In order to traverse through the infinite and heterogeneous labyrinth of biological data, future biologists will require not only immense computational power, but also mathematical and statistical tools for capturing, storing, assessing the quality of, analyzing, modeling and distributing the data explosion. As Ovidiu Lipan and Wing H. Wong assert, the future of biology is Newtonian (that is, that the underlying basis of biology can be described and understood in a mathematical language) as opposed to Shakespearean (that is, an observation of interactions between the players without any mathematical accompaniment).

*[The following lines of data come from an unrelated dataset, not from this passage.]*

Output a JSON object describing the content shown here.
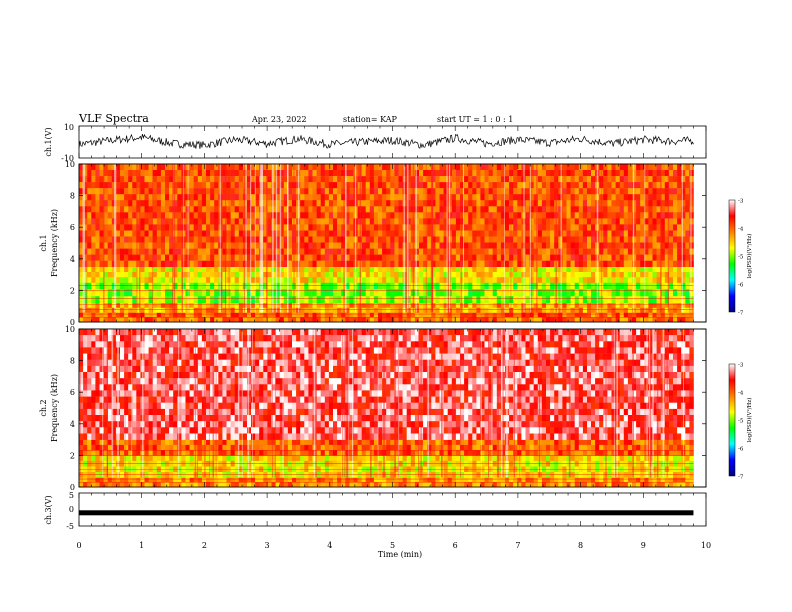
{
  "header": {
    "title": "VLF Spectra",
    "date": "Apr. 23, 2022",
    "station": "station= KAP",
    "start": "start  UT =   1 : 0  : 1"
  },
  "colors": {
    "ramp": [
      "#000080",
      "#0000ff",
      "#00ffff",
      "#00ff00",
      "#ffff00",
      "#ff8000",
      "#ff0000",
      "#ffffff"
    ],
    "waveform": "#000000"
  },
  "chart_data": [
    {
      "type": "line",
      "panel": "ch1-waveform",
      "ylabel": "ch.1(V)",
      "ylim": [
        -10,
        10
      ],
      "yticks": [
        "10",
        "-10"
      ],
      "xlim": [
        0,
        10
      ],
      "series": [
        {
          "values_description_only": false,
          "x": [
            0,
            0.5,
            1,
            1.5,
            2,
            2.5,
            3,
            3.5,
            4,
            4.5,
            5,
            5.5,
            6,
            6.5,
            7,
            7.5,
            8,
            8.5,
            9,
            9.5,
            9.8
          ],
          "values": [
            -1.5,
            1,
            3,
            -1,
            -2,
            1.5,
            -1,
            2,
            -1.5,
            0,
            1,
            -2,
            2.5,
            -1,
            1.5,
            -0.5,
            2,
            -1,
            1.5,
            0.5,
            1
          ]
        }
      ]
    },
    {
      "type": "heatmap",
      "panel": "ch1-spectrogram",
      "ylabel": "ch.1\nFrequency (kHz)",
      "ylabel_channel": "ch.1",
      "ylabel_axis": "Frequency (kHz)",
      "ylim": [
        0,
        10
      ],
      "yticks": [
        "0",
        "2",
        "4",
        "6",
        "8",
        "10"
      ],
      "xlim": [
        0,
        10
      ],
      "colorbar": {
        "label": "log(PSD)(V²/Hz)",
        "range": [
          -7,
          -3
        ],
        "ticks": [
          "-3",
          "-4",
          "-5",
          "-6",
          "-7"
        ]
      },
      "bands": [
        {
          "freq_range": [
            0,
            0.6
          ],
          "level": -4
        },
        {
          "freq_range": [
            0.6,
            1.2
          ],
          "level": -4.3
        },
        {
          "freq_range": [
            1.2,
            2.5
          ],
          "level": -5
        },
        {
          "freq_range": [
            2.5,
            3.5
          ],
          "level": -4.6
        },
        {
          "freq_range": [
            3.5,
            10
          ],
          "level": -3.9
        }
      ]
    },
    {
      "type": "heatmap",
      "panel": "ch2-spectrogram",
      "ylabel": "ch.2\nFrequency (kHz)",
      "ylabel_channel": "ch.2",
      "ylabel_axis": "Frequency (kHz)",
      "ylim": [
        0,
        10
      ],
      "yticks": [
        "0",
        "2",
        "4",
        "6",
        "8",
        "10"
      ],
      "xlim": [
        0,
        10
      ],
      "colorbar": {
        "label": "log(PSD)(V²/Hz)",
        "range": [
          -7,
          -3
        ],
        "ticks": [
          "-3",
          "-4",
          "-5",
          "-6",
          "-7"
        ]
      },
      "bands": [
        {
          "freq_range": [
            0,
            0.6
          ],
          "level": -4.2
        },
        {
          "freq_range": [
            0.6,
            2.0
          ],
          "level": -4.6
        },
        {
          "freq_range": [
            2.0,
            3.0
          ],
          "level": -4.0
        },
        {
          "freq_range": [
            3.0,
            10
          ],
          "level": -3.4
        }
      ]
    },
    {
      "type": "line",
      "panel": "ch3-waveform",
      "ylabel": "ch.3(V)",
      "ylim": [
        -5,
        5
      ],
      "yticks": [
        "5",
        "0",
        "-5"
      ],
      "xlim": [
        0,
        10
      ],
      "xlabel": "Time  (min)",
      "xticks": [
        "0",
        "1",
        "2",
        "3",
        "4",
        "5",
        "6",
        "7",
        "8",
        "9",
        "10"
      ],
      "series": [
        {
          "x": [
            0,
            9.8
          ],
          "values": [
            -1,
            -1
          ]
        }
      ]
    }
  ]
}
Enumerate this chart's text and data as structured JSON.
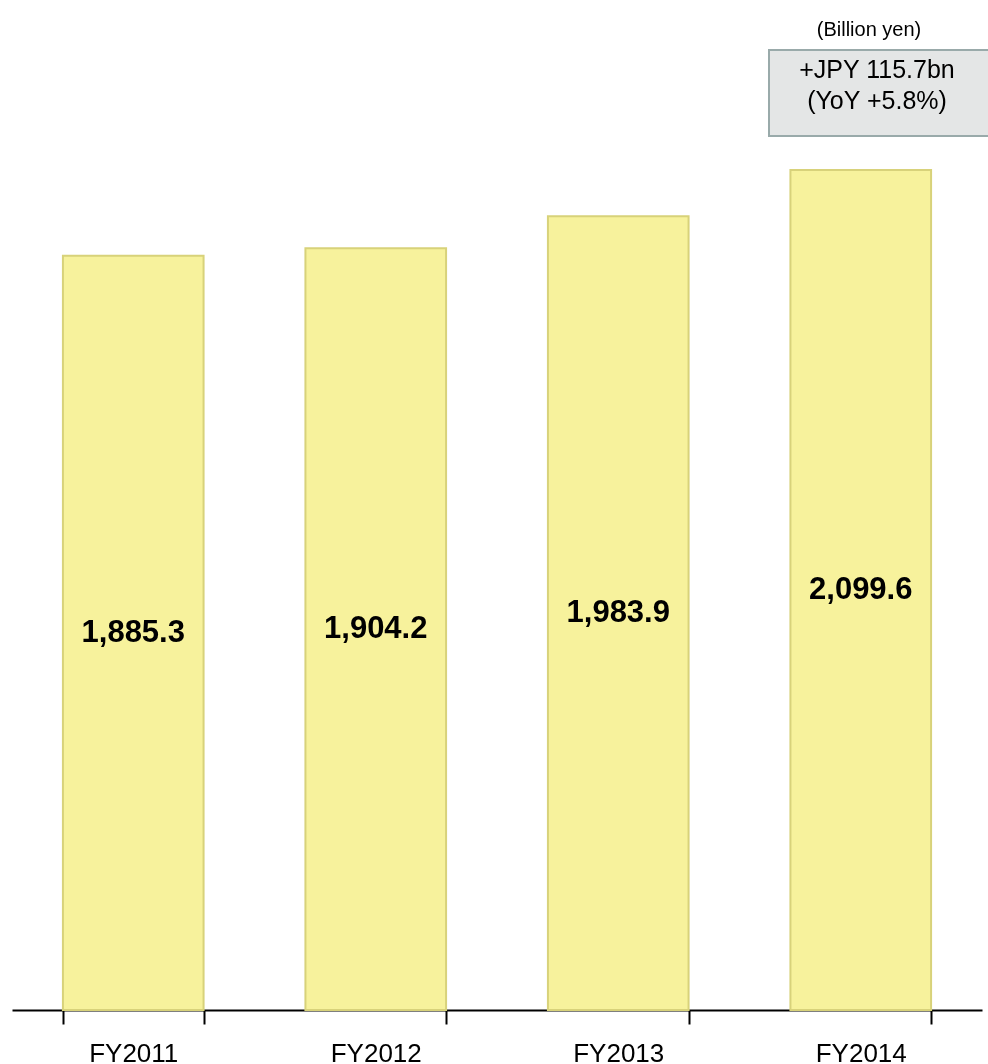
{
  "chart_data": {
    "type": "bar",
    "categories": [
      "FY2011",
      "FY2012",
      "FY2013",
      "FY2014"
    ],
    "values": [
      1885.3,
      1904.2,
      1983.9,
      2099.6
    ],
    "value_labels": [
      "1,885.3",
      "1,904.2",
      "1,983.9",
      "2,099.6"
    ],
    "color": "#f7f29c",
    "tick_labels": "x",
    "grid": false,
    "annotations": [
      "(Billion yen)",
      "+JPY 115.7bn\n(YoY +5.8%)"
    ]
  }
}
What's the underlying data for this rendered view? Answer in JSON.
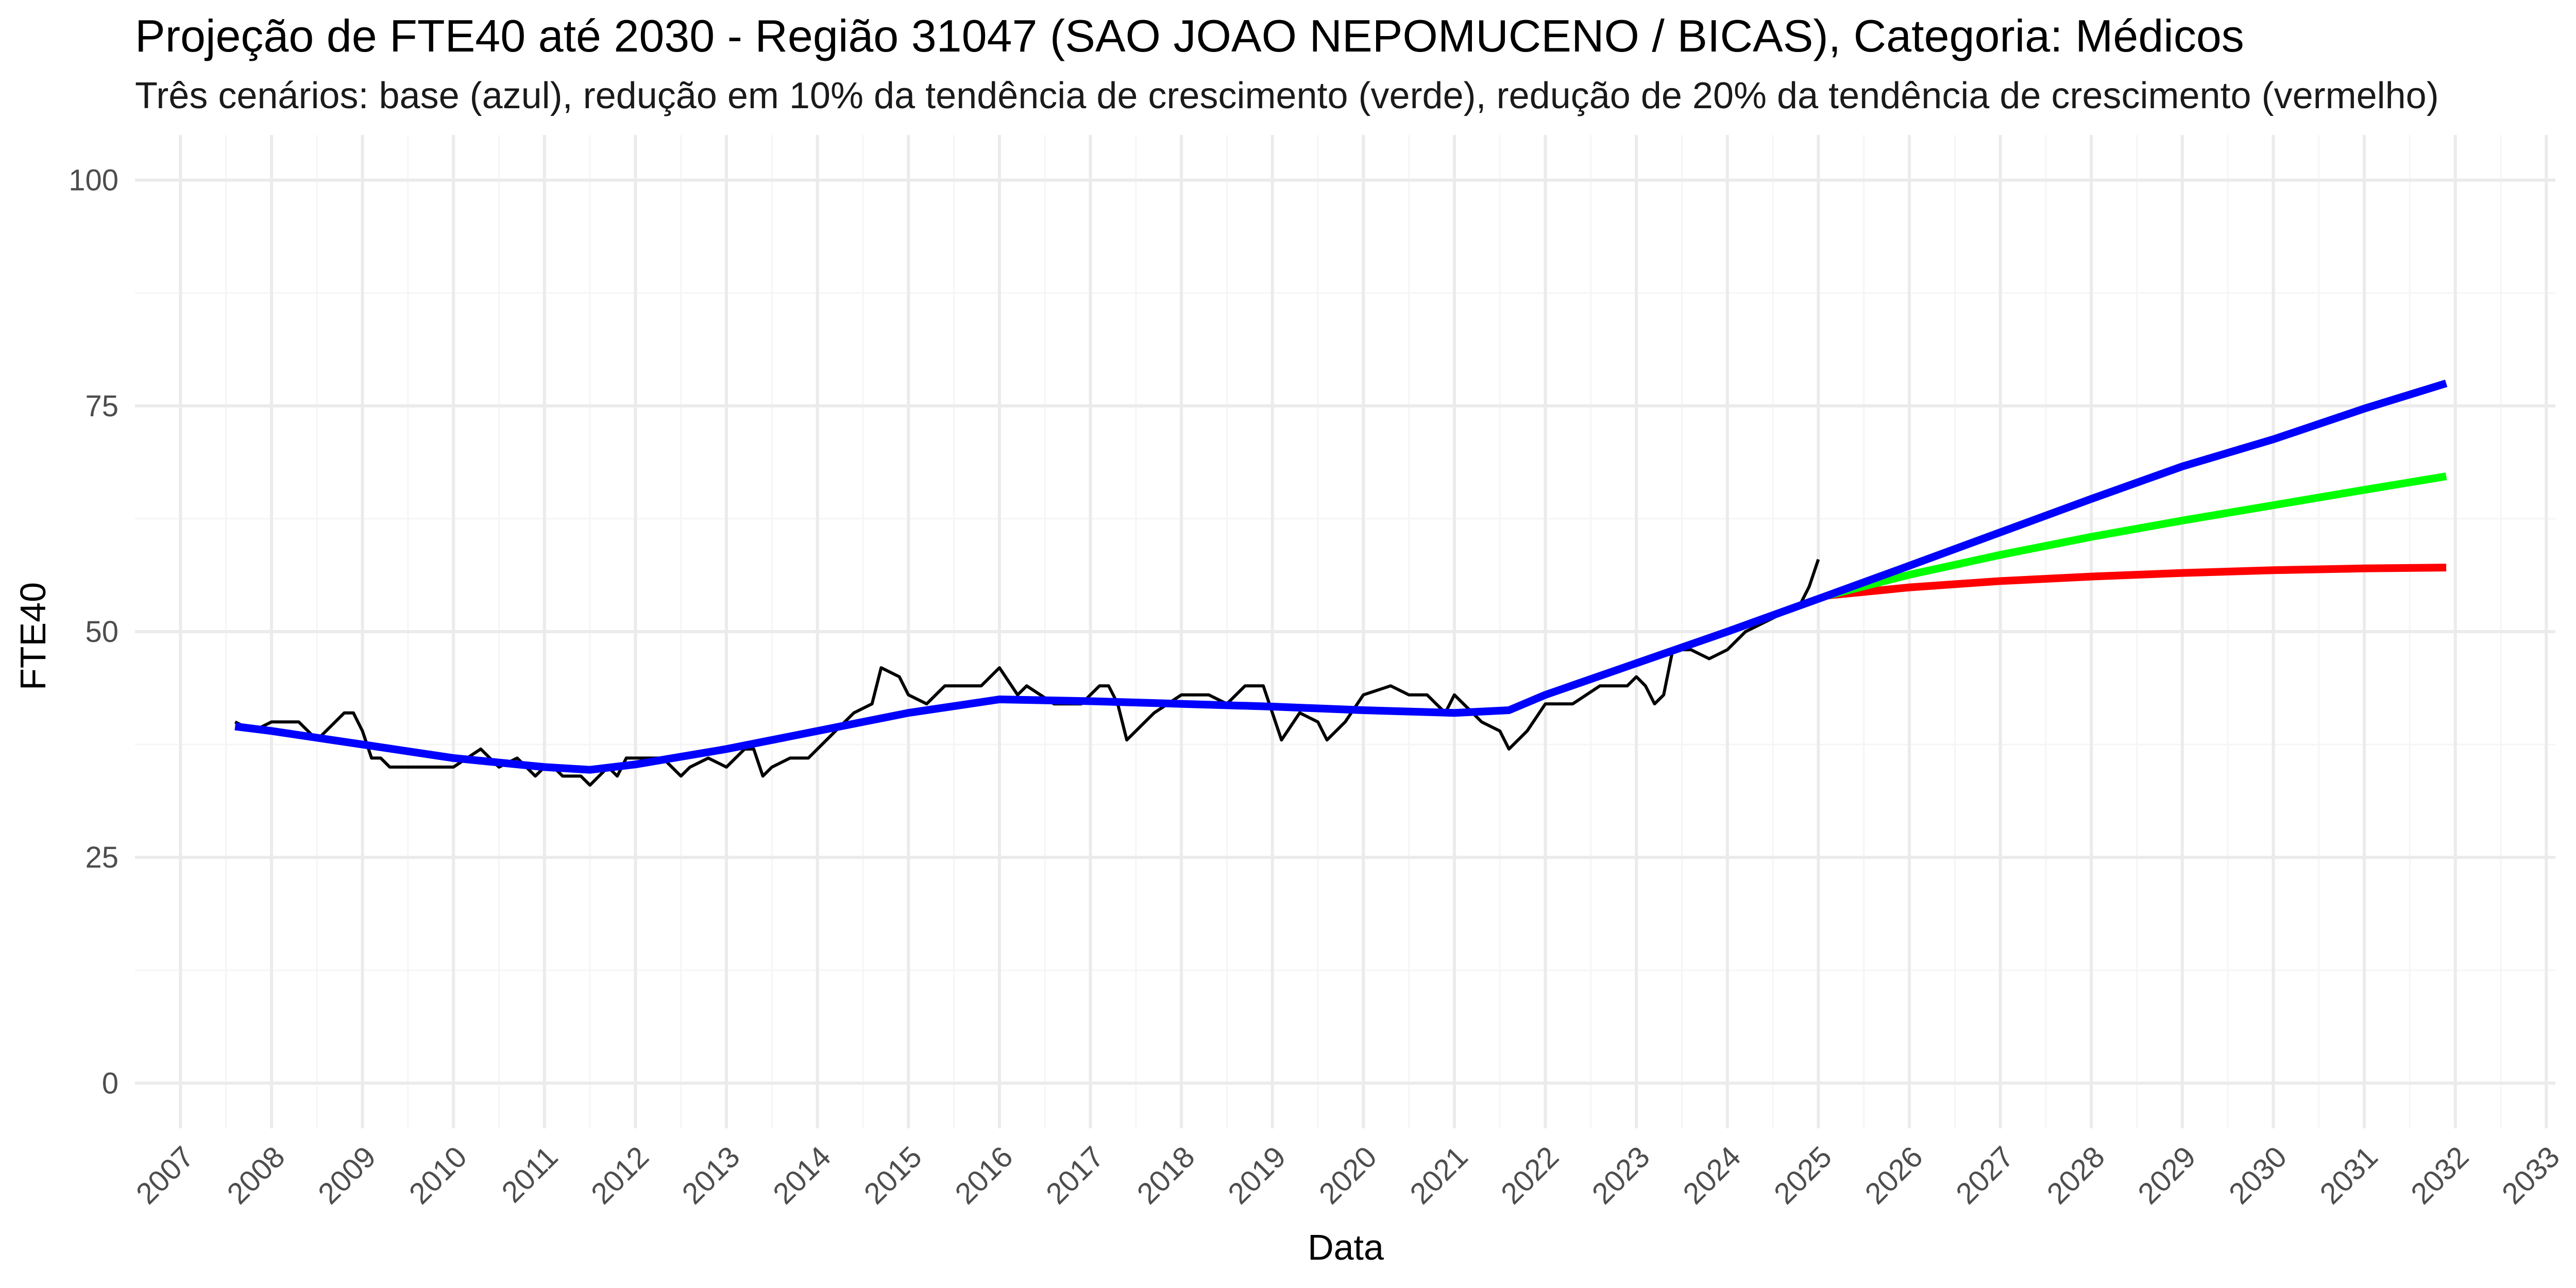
{
  "chart_data": {
    "type": "line",
    "title": "Projeção de FTE40 até 2030 - Região 31047 (SAO JOAO NEPOMUCENO / BICAS), Categoria: Médicos",
    "subtitle": "Três cenários: base (azul), redução em 10% da tendência de crescimento (verde), redução de 20% da tendência de crescimento (vermelho)",
    "xlabel": "Data",
    "ylabel": "FTE40",
    "xlim": [
      2006.5,
      2033.1
    ],
    "ylim": [
      -5,
      105
    ],
    "x_ticks": [
      2007,
      2008,
      2009,
      2010,
      2011,
      2012,
      2013,
      2014,
      2015,
      2016,
      2017,
      2018,
      2019,
      2020,
      2021,
      2022,
      2023,
      2024,
      2025,
      2026,
      2027,
      2028,
      2029,
      2030,
      2031,
      2032,
      2033
    ],
    "y_ticks": [
      0,
      25,
      50,
      75,
      100
    ],
    "grid": true,
    "legend": "none",
    "colors": {
      "observed": "#000000",
      "base": "#0000ff",
      "reduction_10": "#00ff00",
      "reduction_20": "#ff0000",
      "grid_major": "#ebebeb",
      "grid_minor": "#f5f5f5"
    },
    "series": [
      {
        "key": "observed",
        "x": [
          2007.6,
          2007.8,
          2008.0,
          2008.1,
          2008.3,
          2008.5,
          2008.7,
          2008.8,
          2008.9,
          2009.0,
          2009.1,
          2009.2,
          2009.3,
          2009.5,
          2009.7,
          2010.0,
          2010.3,
          2010.5,
          2010.7,
          2010.9,
          2011.0,
          2011.1,
          2011.2,
          2011.3,
          2011.4,
          2011.5,
          2011.6,
          2011.7,
          2011.8,
          2011.9,
          2012.0,
          2012.1,
          2012.3,
          2012.5,
          2012.6,
          2012.8,
          2013.0,
          2013.2,
          2013.3,
          2013.4,
          2013.5,
          2013.7,
          2013.9,
          2014.0,
          2014.2,
          2014.4,
          2014.6,
          2014.7,
          2014.9,
          2015.0,
          2015.2,
          2015.4,
          2015.6,
          2015.8,
          2016.0,
          2016.2,
          2016.3,
          2016.6,
          2016.9,
          2017.1,
          2017.2,
          2017.3,
          2017.4,
          2017.7,
          2018.0,
          2018.3,
          2018.5,
          2018.7,
          2018.9,
          2019.0,
          2019.1,
          2019.3,
          2019.5,
          2019.6,
          2019.8,
          2020.0,
          2020.3,
          2020.5,
          2020.7,
          2020.9,
          2021.0,
          2021.1,
          2021.3,
          2021.5,
          2021.6,
          2021.8,
          2022.0,
          2022.3,
          2022.6,
          2022.9,
          2023.0,
          2023.1,
          2023.2,
          2023.3,
          2023.4,
          2023.6,
          2023.8,
          2024.0,
          2024.2,
          2024.4,
          2024.6,
          2024.8,
          2024.9,
          2025.0
        ],
        "y": [
          40,
          39,
          40,
          40,
          40,
          38,
          40,
          41,
          41,
          39,
          36,
          36,
          35,
          35,
          35,
          35,
          37,
          35,
          36,
          34,
          35,
          35,
          34,
          34,
          34,
          33,
          34,
          35,
          34,
          36,
          36,
          36,
          36,
          34,
          35,
          36,
          35,
          37,
          37,
          34,
          35,
          36,
          36,
          37,
          39,
          41,
          42,
          46,
          45,
          43,
          42,
          44,
          44,
          44,
          46,
          43,
          44,
          42,
          42,
          44,
          44,
          42,
          38,
          41,
          43,
          43,
          42,
          44,
          44,
          41,
          38,
          41,
          40,
          38,
          40,
          43,
          44,
          43,
          43,
          41,
          43,
          42,
          40,
          39,
          37,
          39,
          42,
          42,
          44,
          44,
          45,
          44,
          42,
          43,
          48,
          48,
          47,
          48,
          50,
          51,
          52,
          53,
          55,
          58
        ]
      },
      {
        "key": "base",
        "x": [
          2007.6,
          2008,
          2009,
          2010,
          2011,
          2011.5,
          2012,
          2013,
          2014,
          2015,
          2016,
          2017,
          2018,
          2019,
          2020,
          2021,
          2021.6,
          2022,
          2023,
          2024,
          2025.1,
          2026,
          2027,
          2028,
          2029,
          2030,
          2031,
          2031.9
        ],
        "y": [
          39.5,
          39,
          37.5,
          36,
          35,
          34.7,
          35.3,
          37,
          39,
          41,
          42.5,
          42.3,
          42,
          41.7,
          41.3,
          41,
          41.3,
          43,
          46.5,
          50,
          54,
          57.3,
          61,
          64.7,
          68.3,
          71.3,
          74.7,
          77.5
        ]
      },
      {
        "key": "reduction_10",
        "x": [
          2025.1,
          2026,
          2027,
          2028,
          2029,
          2030,
          2031,
          2031.9
        ],
        "y": [
          54,
          56.3,
          58.5,
          60.5,
          62.3,
          64,
          65.7,
          67.2
        ]
      },
      {
        "key": "reduction_20",
        "x": [
          2025.1,
          2026,
          2027,
          2028,
          2029,
          2030,
          2031,
          2031.9
        ],
        "y": [
          54,
          54.9,
          55.6,
          56.1,
          56.5,
          56.8,
          57,
          57.1
        ]
      }
    ]
  }
}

Such a Newtonian future for life sciences requires us to overcome several challenges. Foremost, we will need to understand how to describe a biological system. We can begin with deterministic ordinary differential equations to address questions regarding feedback, stability, etc. However, biological systems involve individual molecules as their basic players; this makes biological systems inherently noisy and not deterministic, but rather filled with stochastic fluctuations. Thus, to understand molecular interactions, we first deal with biological noise, which we can study using an array of signal generators, an indispensable tool for systems biology (and therefore biology).
These basic tools combined with our increasing abilities in sequencing technologies will allow us to study biochemical pathways, moreover, estimate complicated genetic networks based on relatively simple input-output methods but robust in silico analysis tools. As predicted by Brown’s keynote address, this will require high performing computational biologists as well as increased capabilities in computing hardware.
According to Kevin Kelly, the founding executive editor of Wired magazine, the next century will be that of biology. Biological research is where the most number of scientists and the most new results exist. It is the field exhibiting the most economic value, from healthcare to biotechnologies, for the future, and the field with the most to learn. In recent years, there has seen a clear shift in how biological research is conducted. The future of biology, and therefore science in general, will be a completely different landscape: one that is not as much of an attributive and descriptive science but rather a predictive one.